In 2017, then Oklahoma quarterback Baker Mayfield planted a flag on the Ohio State "Block O."

Much discourse surrounded flag planting following the 2024 season's rivalry week, with Michigan's upset road win over Ohio State and their subsequent flag planting on the latter's field drawing the same attention as Mayfield's act did. Following the 2024 incidents, Mayfield stated "College football is meant to have rivalries. That's like the Big 12 banning the 'horns down' signal.
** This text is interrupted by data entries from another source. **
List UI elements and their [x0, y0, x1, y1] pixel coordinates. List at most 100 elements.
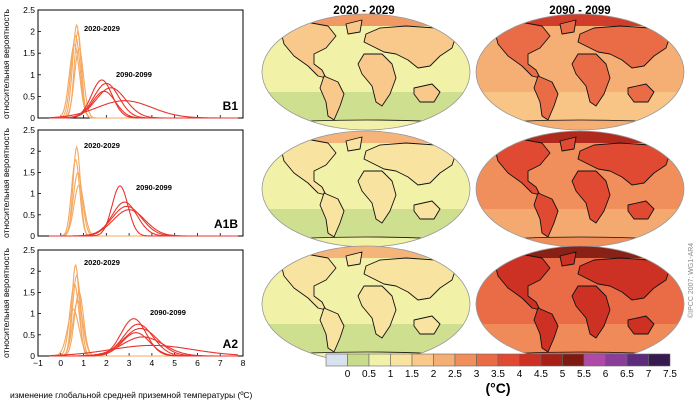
- colorbar-tick-label: 3: [474, 369, 480, 380]
- y-axis-title: относительная вероятность: [1, 127, 11, 238]
- colorbar-tick-label: 1: [388, 369, 394, 380]
- pdf-curve-2020-2029: [49, 184, 238, 237]
- continent-outline: [279, 21, 337, 79]
- colorbar-unit: (°C): [485, 380, 510, 396]
- map-column-title-2020: 2020 - 2029: [333, 5, 394, 17]
- scenario-label: B1: [223, 99, 239, 113]
- colorbar-tick-label: 7: [646, 369, 652, 380]
- colorbar-swatch: [325, 353, 348, 367]
- continent-outline: [357, 285, 397, 339]
- continent-outline: [413, 200, 441, 220]
- continent-outline: [493, 138, 551, 196]
- map-border: [475, 13, 685, 131]
- x-tick-label: 6: [195, 358, 200, 368]
- continent-outline: [627, 83, 655, 103]
- colorbar-tick-label: 6: [603, 369, 609, 380]
- annotation-2020-2029: 2020-2029: [84, 24, 120, 33]
- map-a2-2020: [261, 245, 471, 363]
- colorbar-swatch: [605, 353, 628, 367]
- continent-outline: [559, 136, 577, 152]
- colorbar-tick-label: 2.5: [448, 369, 462, 380]
- colorbar-tick-label: 1.5: [405, 369, 419, 380]
- continent-outline: [627, 315, 655, 335]
- continent-outline: [571, 285, 611, 339]
- y-tick-label: 0: [30, 113, 35, 123]
- panel-b1: 0 0.5 1 1.5 2 2.5 относительная вероятность 202…: [1, 5, 244, 123]
- y-tick-label: 0: [30, 351, 35, 361]
- continent-outline: [345, 251, 363, 267]
- pdf-curve-2090-2099: [49, 344, 238, 357]
- continent-outline: [559, 19, 577, 35]
- continent-outline: [571, 53, 611, 107]
- continent-outline: [493, 253, 551, 311]
- colorbar-swatch: [626, 353, 649, 367]
- colorbar-swatch: [347, 353, 370, 367]
- y-tick-label: 2: [30, 27, 35, 37]
- pdf-curve-2090-2099: [49, 82, 238, 119]
- continent-outline: [279, 253, 337, 311]
- colorbar-tick-label: 2: [431, 369, 437, 380]
- pdf-curve-2090-2099: [49, 185, 238, 237]
- x-tick-label: 7: [218, 358, 223, 368]
- colorbar-tick-label: 4: [517, 369, 523, 380]
- colorbar-tick-label: 3.5: [491, 369, 505, 380]
- continent-outline: [493, 21, 551, 79]
- y-tick-label: 2: [30, 266, 35, 276]
- colorbar-tick-label: 4.5: [534, 369, 548, 380]
- pdf-curve-2020-2029: [49, 308, 238, 357]
- colorbar-tick-label: 0.5: [362, 369, 376, 380]
- x-tick-label: −1: [33, 358, 43, 368]
- colorbar-swatch: [454, 353, 477, 367]
- pdf-curve-2020-2029: [49, 274, 238, 357]
- y-tick-label: 0.5: [23, 330, 35, 340]
- colorbar-swatch: [648, 353, 671, 367]
- x-tick-label: 1: [81, 358, 86, 368]
- continent-outline: [345, 19, 363, 35]
- annotation-2090-2099: 2090-2099: [150, 308, 186, 317]
- continent-outline: [363, 25, 457, 69]
- y-tick-label: 0: [30, 231, 35, 241]
- y-tick-label: 1.5: [23, 167, 35, 177]
- continent-outline: [363, 257, 457, 301]
- continent-outline: [559, 251, 577, 267]
- continent-outline: [357, 53, 397, 107]
- map-b1-2020: [261, 13, 471, 131]
- colorbar-swatch: [583, 353, 606, 367]
- map-border: [261, 13, 471, 131]
- y-tick-label: 1: [30, 70, 35, 80]
- map-column-title-2090: 2090 - 2099: [549, 5, 610, 17]
- continent-outline: [413, 315, 441, 335]
- annotation-2090-2099: 2090-2099: [136, 183, 172, 192]
- colorbar-tick-label: 6.5: [620, 369, 634, 380]
- map-grid: [261, 13, 685, 363]
- colorbar-swatch: [368, 353, 391, 367]
- map-a1b-2090: [475, 130, 685, 248]
- y-tick-label: 2: [30, 146, 35, 156]
- pdf-curve-2090-2099: [49, 209, 238, 237]
- pdf-curve-2090-2099: [49, 100, 238, 119]
- x-axis-title: изменение глобальной средней приземной т…: [10, 390, 253, 400]
- continent-outline: [345, 136, 363, 152]
- colorbar-swatch: [411, 353, 434, 367]
- y-tick-label: 2.5: [23, 5, 35, 15]
- colorbar-tick-label: 5: [560, 369, 566, 380]
- scenario-label: A1B: [214, 217, 238, 231]
- continent-outline: [577, 142, 671, 186]
- colorbar-swatch: [476, 353, 499, 367]
- continent-outline: [413, 83, 441, 103]
- y-axis-title: относительная вероятность: [1, 247, 11, 358]
- y-axis-title: относительная вероятность: [1, 8, 11, 119]
- colorbar: 0 0.5 1 1.5 2 2.5 3 3.5 4 4.5 5 5.5 6 6.5 7 7.5: [325, 353, 677, 380]
- map-b1-2090: [475, 13, 685, 131]
- x-tick-label: 0: [58, 358, 63, 368]
- continent-outline: [577, 25, 671, 69]
- continent-outline: [577, 257, 671, 301]
- map-a2-2090: [475, 245, 685, 363]
- pdf-curve-2090-2099: [49, 336, 238, 357]
- annotation-2020-2029: 2020-2029: [84, 141, 120, 150]
- continent-outline: [571, 170, 611, 224]
- continent-outline: [627, 200, 655, 220]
Just let the boys play". Former college football head coach Nick Saban conversely called flag planting "disrespectful" and "bad for the game". The incidents led to Ohio state Representative Josh Williams proposing the O.H.I.O Sportsmanship Act, which would make sports planting a felony in Ohio; Williams stated that "Behavior that incites violent brawls and puts our law enforcement officers in danger has no place on the football field". That proposal was later shot down following the Buckeyes national title take season.

==In scientific missions==
During the Apollo program, American flags were erected on the lunar surface, the first one on July 21 UTC, 1969. The Lunar Flag Assembly was the specific kit designed for this purpose.

Russia performed a crewed descent to the North Pole's ocean floor in 2007, dubbed Arktika 2007, in which explorers planted a rust-proof titanium metal Russian flag.